1972: Yankees and Rangers[edit]

Shortly after the 1971 season ended, the White Sox traded Hinton to the team against whom he'd made his debut, the Yankees, in exchange for outfielder Jim Lyttle. He started that season in the minors, coming up to the majors in May. By September, however, he would be out of the Yankees organization, as his contract was purchased by the Texas Rangers. Altogether, Hinton pitched in 12 games in 1972, winning one and losing one.

Back to the White Sox[edit]

The Rangers traded Hinton again the following spring, sending him along with Nate Colbert to the Cleveland Indians for former American League batting champion Alex Johnson. However, the Indians kept Hinton for just one season, during which he never appeared in the majors, before releasing him the following spring. He returned to the White Sox, signing with them less than two weeks after his release, and he spent the 1974 season in the minors again. In 1975, Hinton returned to the majors, pitching in 15 games for Chicago, but he would soon be on the move again.

Cincinnati[edit]

In December, Hinton was traded once again, this time to the Cincinnati Reds along with a minor leaguer in exchange for veteran relief pitcher Clay Carroll. While Carroll continued on to have a couple more good years, Hinton continued to be on the fringes of the majors, pitching in just twelve games in the majors in 1976 and none in 1977, after which Hinton was granted free agency.

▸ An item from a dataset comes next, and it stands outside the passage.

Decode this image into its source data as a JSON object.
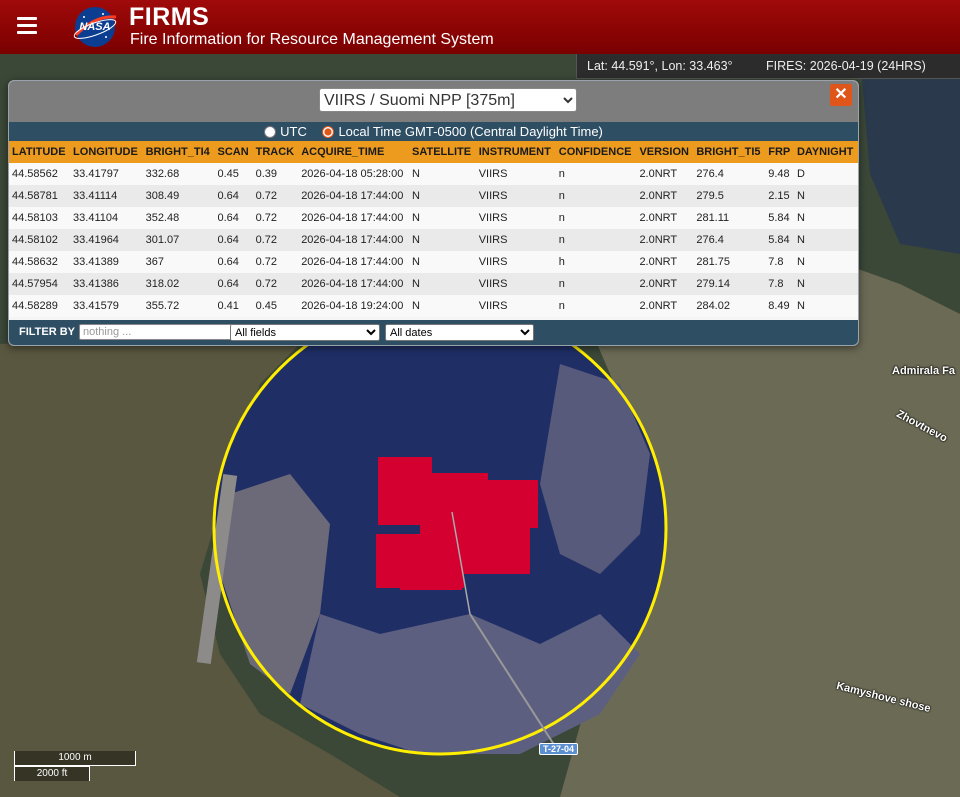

White Sox, take three[edit]

Once again, Hinton found himself in the White Sox organization, and for the first time he would get an extended chance at the majors. He responded by having his best season in 1978, pitching in 29 games, starting four, and pitching a pair of complete games, the only ones of his career. He also picked up his first major league save on June 3 against the Kansas City Royals in support of Ken Kravec. His ERA of 4.02 was also his best since 1972.

Final season[edit]

Hinton made his 1979 major league debut in May, but he wasn't nearly as effective as he'd been the previous year. His ERA with the White Sox went up by two full runs, to 6.04, although he did pick up two more saves. In July, he was traded to the Seattle Mariners for the also-struggling Juan Bernhardt, who would not play in the majors again. Hinton pitched little better for Seattle, finishing the season with a 1–4 record and a 5.86 ERA. He never pitched in the majors again.

Personal life[edit]

Hinton is now living in Sarasota with his wife, ex-European model Rita Hinton, and six children. He works as a Green Builder.[citation needed] His son Robert is currently a pitcher in the Milwaukee Brewers organization.